Voters to see tax proposals in August for ambulance, library, Dial-A-Ride

News Photo by Steve Schulwitz From left to right, Alpena Fire Department firefighters James Bolanoski, Cain Makowski, and Adrienne Thompson sort through supplies in the back of an ambulance on Wednesday. In August, voters in Alpena County will vote on a proposed renewal of a property tax that funds ambulance service countywide.

ALPENA — Voters in the Alpena area have the future of countywide ambulance services, Alpena County Public Library operations, and Dial-A-Ride service in their hands during the August primary election.

Alpena County voters will also decide whether to pay more in property taxes to help the county make up revenue it loses because of a state law that automatically lowers local governments’ tax rates in certain circumstances. County officials hope the tax hike will help stabilize a large budget shortfall that is now well over $1 million.

The so-called “Headlee rollback” in state law requires local governments to reduce their millage rates when annual growth on existing property values exceeds the rate of inflation. Governments can ask voters to raise the tax rate.

Three of the four tax proposals in Alpena County will go before voters across the county, while the proposed tax renewal for Dial-A-Ride will go before Alpena residents only.

Information on tax proposals in Presque Isle, Montmorency, and Alcona counties wasn’t immediately available.


The countywide tax hike, which county commissioners are calling a “Headlee rollup,” is needed, the county commissioners say, because of the amount of property tax money the county has lost because of the Headlee rollback.

The revenue would be used to fund county operations, including the Sheriff’s Office. Additionally, townships in Alpena County and the Alpena-Montmorency-Alcona Educational Service District would also reclaim what they have lost.

Currently, property owners pay 4.7749 mills. If the proposal passes, that would increase to 5.48 mills on the summer tax bill. Those are the same tax rates property owners in the county paid until Headlee was passed in 1976.

The increase would cost the owner of a $100,000 house about $35 in additional taxes per year.

In addition, each township would bump its tax rate from about 1 mill to 1.29 mills — costing the owner of a $100,000 house about $14.50 per year — and the AMA-ESD levy would climb from 0.2113 mills to 0.25 mills, costing the owner of a $100,000 house about $2 in additional taxes per year.

The increased tax would remain in place until voters voted to remove or change it.

County commissioners say that, if the proposal fails, the current state of the budget may force them to cut jobs and services.


Alpena County is seeking a renewal of its property tax used to pay for ambulance transport service for the entire county.

The six-year, 1.5-mill tax is expected to generate $1.7 million in the first year and cost residents owning a home valued at $100,000 about $75 a year.

For years, the county has contracted with the Alpena Fire Department to provide the ambulance service. The current contract is expiring at the end of the year, and officials have not yet agreed upon a new contract.

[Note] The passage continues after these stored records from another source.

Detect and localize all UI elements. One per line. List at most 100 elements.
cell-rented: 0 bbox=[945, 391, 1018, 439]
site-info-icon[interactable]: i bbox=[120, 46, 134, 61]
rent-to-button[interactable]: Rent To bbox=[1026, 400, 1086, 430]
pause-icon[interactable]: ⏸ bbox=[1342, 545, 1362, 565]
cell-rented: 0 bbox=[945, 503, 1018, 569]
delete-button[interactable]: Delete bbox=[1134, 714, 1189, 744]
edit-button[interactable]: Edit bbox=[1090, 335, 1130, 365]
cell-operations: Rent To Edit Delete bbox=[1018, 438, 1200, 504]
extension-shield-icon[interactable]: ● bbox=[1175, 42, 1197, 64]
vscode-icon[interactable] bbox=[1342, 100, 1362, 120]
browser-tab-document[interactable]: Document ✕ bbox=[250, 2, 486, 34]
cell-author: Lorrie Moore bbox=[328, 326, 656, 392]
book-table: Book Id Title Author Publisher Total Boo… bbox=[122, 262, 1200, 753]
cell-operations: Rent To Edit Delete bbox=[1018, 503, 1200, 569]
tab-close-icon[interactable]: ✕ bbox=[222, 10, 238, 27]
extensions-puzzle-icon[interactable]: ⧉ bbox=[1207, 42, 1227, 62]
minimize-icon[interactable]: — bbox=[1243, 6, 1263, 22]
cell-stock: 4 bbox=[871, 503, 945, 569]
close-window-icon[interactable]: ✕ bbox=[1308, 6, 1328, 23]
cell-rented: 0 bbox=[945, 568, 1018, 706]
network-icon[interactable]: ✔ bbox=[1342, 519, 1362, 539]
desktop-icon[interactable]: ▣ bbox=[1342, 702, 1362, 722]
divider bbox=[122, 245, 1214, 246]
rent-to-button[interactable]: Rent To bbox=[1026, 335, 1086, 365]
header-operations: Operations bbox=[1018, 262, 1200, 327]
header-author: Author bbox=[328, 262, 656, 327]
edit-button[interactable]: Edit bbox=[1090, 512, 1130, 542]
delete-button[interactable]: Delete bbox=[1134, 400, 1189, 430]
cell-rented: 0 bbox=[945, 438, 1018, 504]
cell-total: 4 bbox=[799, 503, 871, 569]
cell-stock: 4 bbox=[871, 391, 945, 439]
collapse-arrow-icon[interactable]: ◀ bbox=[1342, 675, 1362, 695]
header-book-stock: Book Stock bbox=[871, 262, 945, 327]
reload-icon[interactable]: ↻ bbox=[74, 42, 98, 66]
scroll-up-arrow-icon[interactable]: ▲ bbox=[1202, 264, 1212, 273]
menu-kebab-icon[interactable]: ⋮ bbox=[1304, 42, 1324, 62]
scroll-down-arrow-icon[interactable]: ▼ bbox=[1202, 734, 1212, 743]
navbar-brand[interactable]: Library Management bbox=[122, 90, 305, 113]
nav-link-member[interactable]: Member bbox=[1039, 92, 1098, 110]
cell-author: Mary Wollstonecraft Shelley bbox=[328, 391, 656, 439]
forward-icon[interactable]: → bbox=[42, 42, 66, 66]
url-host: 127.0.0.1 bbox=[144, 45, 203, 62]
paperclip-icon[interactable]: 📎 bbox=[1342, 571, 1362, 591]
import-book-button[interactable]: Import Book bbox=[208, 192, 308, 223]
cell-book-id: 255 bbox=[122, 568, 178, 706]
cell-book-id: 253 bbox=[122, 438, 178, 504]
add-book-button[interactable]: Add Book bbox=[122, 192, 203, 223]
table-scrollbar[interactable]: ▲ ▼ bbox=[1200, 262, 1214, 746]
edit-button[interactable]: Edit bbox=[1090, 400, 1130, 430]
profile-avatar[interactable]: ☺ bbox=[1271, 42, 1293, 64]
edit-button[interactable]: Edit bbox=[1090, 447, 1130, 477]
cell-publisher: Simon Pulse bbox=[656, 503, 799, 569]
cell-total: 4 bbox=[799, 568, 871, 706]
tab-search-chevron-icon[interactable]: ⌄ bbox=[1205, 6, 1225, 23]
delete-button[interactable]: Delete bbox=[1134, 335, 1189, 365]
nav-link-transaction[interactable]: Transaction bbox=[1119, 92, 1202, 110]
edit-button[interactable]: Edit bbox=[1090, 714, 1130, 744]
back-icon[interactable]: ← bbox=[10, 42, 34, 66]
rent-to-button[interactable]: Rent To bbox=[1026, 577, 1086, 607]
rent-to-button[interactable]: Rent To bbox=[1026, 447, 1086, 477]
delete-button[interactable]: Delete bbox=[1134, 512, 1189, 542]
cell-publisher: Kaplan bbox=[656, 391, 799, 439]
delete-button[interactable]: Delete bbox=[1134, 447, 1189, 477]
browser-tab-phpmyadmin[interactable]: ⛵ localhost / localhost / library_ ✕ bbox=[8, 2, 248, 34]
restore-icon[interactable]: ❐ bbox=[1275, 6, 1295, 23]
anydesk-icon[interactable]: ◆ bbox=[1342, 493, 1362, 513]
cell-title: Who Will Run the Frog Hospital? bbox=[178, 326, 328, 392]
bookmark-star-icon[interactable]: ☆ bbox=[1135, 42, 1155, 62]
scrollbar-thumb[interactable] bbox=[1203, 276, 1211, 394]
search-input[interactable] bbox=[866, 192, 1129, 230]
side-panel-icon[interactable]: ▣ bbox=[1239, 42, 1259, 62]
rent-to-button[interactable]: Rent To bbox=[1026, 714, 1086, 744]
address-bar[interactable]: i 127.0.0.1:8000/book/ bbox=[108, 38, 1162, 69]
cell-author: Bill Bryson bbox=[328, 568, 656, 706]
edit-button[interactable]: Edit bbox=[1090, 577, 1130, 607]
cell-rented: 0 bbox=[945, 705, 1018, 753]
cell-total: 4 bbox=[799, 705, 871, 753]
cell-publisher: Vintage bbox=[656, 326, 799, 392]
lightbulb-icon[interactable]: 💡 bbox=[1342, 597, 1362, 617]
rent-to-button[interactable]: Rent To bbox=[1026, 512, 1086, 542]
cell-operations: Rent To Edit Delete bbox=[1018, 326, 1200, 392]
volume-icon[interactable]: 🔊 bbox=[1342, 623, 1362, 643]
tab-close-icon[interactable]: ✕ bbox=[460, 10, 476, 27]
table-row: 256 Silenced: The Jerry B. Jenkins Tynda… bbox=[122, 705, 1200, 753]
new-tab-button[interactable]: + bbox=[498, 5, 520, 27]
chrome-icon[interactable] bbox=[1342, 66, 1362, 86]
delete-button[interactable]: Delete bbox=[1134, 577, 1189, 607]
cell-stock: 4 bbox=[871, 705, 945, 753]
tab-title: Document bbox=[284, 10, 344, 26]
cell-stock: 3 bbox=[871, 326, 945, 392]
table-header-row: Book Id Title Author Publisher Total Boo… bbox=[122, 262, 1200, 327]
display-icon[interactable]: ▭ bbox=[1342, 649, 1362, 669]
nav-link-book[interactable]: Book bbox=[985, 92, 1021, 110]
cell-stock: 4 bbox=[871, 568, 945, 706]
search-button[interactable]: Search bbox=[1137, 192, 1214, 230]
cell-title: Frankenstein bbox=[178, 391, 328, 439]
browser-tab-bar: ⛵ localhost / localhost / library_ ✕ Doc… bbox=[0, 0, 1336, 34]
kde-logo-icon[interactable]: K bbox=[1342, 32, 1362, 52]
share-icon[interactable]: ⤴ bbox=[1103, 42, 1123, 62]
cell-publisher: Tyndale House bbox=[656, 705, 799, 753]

If the proposal fails, the county would need to fund the service on its own, which would cost more than $1 million a year.

City residents would not be impacted should the millage fail, as ambulance service is paid for from the city’s property tax.


The library is seeking a 0.7462 mill, 10-year renewal of its operational and maintenance millage. It would generate about $842,000 in its first year and cost the owner of a home valued at $100,000 about $38 a year.

Jessica Luther, assistant director of the library, said the library depends on the property tax to keep its doors open. She said that, if the millage fails in August, it could be presented to voters again in November, but, even if it passed then, it would be months before the tax revenue would begin to roll in again.

Luther said that, if the proposed tax renewal fails both times, the library has only enough money in savings to keep the doors open for about three months and then officials would either have to make large-scale cuts, including to employees, or the library would have to close.


Property owners in Alpena will vote on a millage that may keep the cost of Dial-A-Ride affordable.

Residents in Alpena depend on the Thunder Bay Transportation Authority’s Dial-A-Ride program for rides in the city. According to TBTA board President Adam Poll, TBTA is seeking a five-year property tax to keep the Dial-A-Ride program operating in Alpena at an affordable cost. The current tax is for 0.9957 mills and TBTA is seeking a slight increase to an even 1 mill.

It would cost people who own a home valued at $100,000 about $50 a year.

If the millage passes, the reduced rates of 75 cents a ride for city residents would remain. If it fails, it is likely fares will need to be increased to cover increased costs.

Currently, residents who don’t live in the city pay $1.50 per ride.

Poll said that, last year, nearly 100,000 rides were provided to people in Alpena, many of whom don’t have other means of transportation and depend on the shuttles to get to and from doctor appointments, rides to stores, and other locations.

The primary election happens Aug. 6, but early voting may begin as soon as July 7 and must begin by July 27. Clerks must make absentee ballots available by June 27.